Страх сжимает мне грудь.

- Малдер, ты же не собираешься вернуться в тот бар? – Я не смогла бы принять это. Не теперь, а возможно, и никогда.

Он разворачивается ко мне и грустно улыбается.

- Нет… - просто отвечает он. – Я собираюсь произвести небольшие изменения в своем декоре. Вдруг этого окажется достаточно, чтобы хоть ненадолго заснуть, - без особой убежденности в голосе добавляет он, закрывая за собой дверь.

***

03:02

Я слышу его. Не звуки целеустремленной уборки номера, разрывания бумаги, открывания и закрывания комодных ящиков, включенного душа… все это стихло около получаса назад.

Теперь до меня доносится только его тихий плач. Он явно пытается приглушить его подушкой, но я все же различаю наполненные скорбью рыдания.

Казалось, я лежу без сна уже целую вечность, воскрешая в памяти события последних суток и пытаясь добиться хоть какого-то прогресса в понимании того, что их вызвало.

Надо отдать должное самому важному из них, а именно поимке убийцы. Всему остальному полагается быть незначительным по сравнению с масштабом данного достижения. Полагается, но это не так.

Мой разум постоянно напоминает мне о том, чего этот успех стоил Малдеру. И почему.

Отчего на этот раз для него все иначе?

Я проанализировала это при помощи широкого круга возможностей, например, того, что похищения маленьких девочек, исчезающих в ночи без следа, напомнили ему о травме, нанесенной пропажей Саманты; или, может, это дело напомнило о каком-то предыдущем, возможно, не принесшем положительного результата или не раскрытом. Не стоит также забывать о том, что предпочтения мистера Стивенсона оказались столь схожими с наклонностями Роуча, и, может, все связанные с ним неразрешенные душевные травмы Малдера приводили к тому, что он в некотором роде сравнивал их…

И потом, была еще одна наиболее очевидная и вероятная возможность того, что это дело оказалось третьим среди ему подобных, скинутых отделом особо тяжких на Малдера меньше чем за три последних месяца.
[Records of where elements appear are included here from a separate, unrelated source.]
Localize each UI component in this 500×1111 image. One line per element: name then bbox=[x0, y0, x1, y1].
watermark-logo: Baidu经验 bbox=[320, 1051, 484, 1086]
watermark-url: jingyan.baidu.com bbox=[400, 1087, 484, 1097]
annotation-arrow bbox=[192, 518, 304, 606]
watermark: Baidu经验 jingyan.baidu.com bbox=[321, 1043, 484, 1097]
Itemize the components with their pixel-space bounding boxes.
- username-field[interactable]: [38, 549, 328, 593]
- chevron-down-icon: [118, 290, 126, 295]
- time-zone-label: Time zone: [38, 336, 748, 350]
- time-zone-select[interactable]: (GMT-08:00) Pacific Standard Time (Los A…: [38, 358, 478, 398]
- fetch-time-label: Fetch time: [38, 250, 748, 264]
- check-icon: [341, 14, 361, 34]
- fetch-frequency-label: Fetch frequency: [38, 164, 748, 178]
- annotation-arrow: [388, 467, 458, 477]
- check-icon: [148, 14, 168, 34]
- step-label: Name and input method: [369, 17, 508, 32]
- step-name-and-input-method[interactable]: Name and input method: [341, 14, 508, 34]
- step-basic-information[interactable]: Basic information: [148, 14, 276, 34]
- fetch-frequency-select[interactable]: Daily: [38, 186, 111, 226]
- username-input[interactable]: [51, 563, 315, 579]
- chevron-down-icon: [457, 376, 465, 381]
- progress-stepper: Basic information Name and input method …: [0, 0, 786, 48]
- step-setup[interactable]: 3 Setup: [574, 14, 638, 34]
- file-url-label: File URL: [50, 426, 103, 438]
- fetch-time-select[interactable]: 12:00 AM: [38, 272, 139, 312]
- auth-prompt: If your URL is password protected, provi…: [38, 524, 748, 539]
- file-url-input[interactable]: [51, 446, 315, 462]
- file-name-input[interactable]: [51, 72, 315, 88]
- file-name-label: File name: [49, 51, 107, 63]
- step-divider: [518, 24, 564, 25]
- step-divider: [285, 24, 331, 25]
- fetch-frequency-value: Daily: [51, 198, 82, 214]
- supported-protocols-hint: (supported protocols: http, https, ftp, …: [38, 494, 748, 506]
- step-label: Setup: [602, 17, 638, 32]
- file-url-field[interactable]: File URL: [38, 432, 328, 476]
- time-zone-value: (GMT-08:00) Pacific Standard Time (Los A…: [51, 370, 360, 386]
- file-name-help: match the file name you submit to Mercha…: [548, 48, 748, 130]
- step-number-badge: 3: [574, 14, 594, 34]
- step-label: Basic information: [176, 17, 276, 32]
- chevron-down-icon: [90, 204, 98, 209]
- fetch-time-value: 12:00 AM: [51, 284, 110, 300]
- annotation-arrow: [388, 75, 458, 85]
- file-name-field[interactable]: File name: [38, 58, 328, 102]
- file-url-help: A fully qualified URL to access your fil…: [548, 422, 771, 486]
У него просто не было достаточно времени на то, чтобы оправиться от них. От него каждый раз требовали, чтобы он выкладывался по полной, и на этот раз он, вполне может статься, зашел слишком далеко и не сумеет вернуться назад.

Есть и другие обстоятельства, разумеется, но ни одно из них не даст мне нужный ответ.

И после всего сказанного и сделанного я полагаю, что причина на самом деле довольно проста: Малдер достиг предела своей выносливости. На этот раз, открыв себя разуму Оуэна Стивенсона, он не просто создал тропинку в мозг этого человека, а проложил настоящий мост, позволивший преступнику и его безумию проникнуть в него самого. Он начал видеть другими глазами, и увиденное одновременно заворожило и повергло его в ужас. О, я не хочу сказать, что его возбуждали образы или мысли о насилии над маленькими девочками. Думаю то, что с ним случилось, было даже хуже. Несмотря на его заверения в обратном, он начал понимать, почему Оуэна Стивенсона возбуждали эти вещи. А для столь умного человека как Малдер понимание сложностей мотива в столь глубоко личном плане было почти так же ужасно, как и сам мотив. Потому как он не подходил к нему с клинической, отстраненной интерпретацией психолога. Он оценивал его как мужчина.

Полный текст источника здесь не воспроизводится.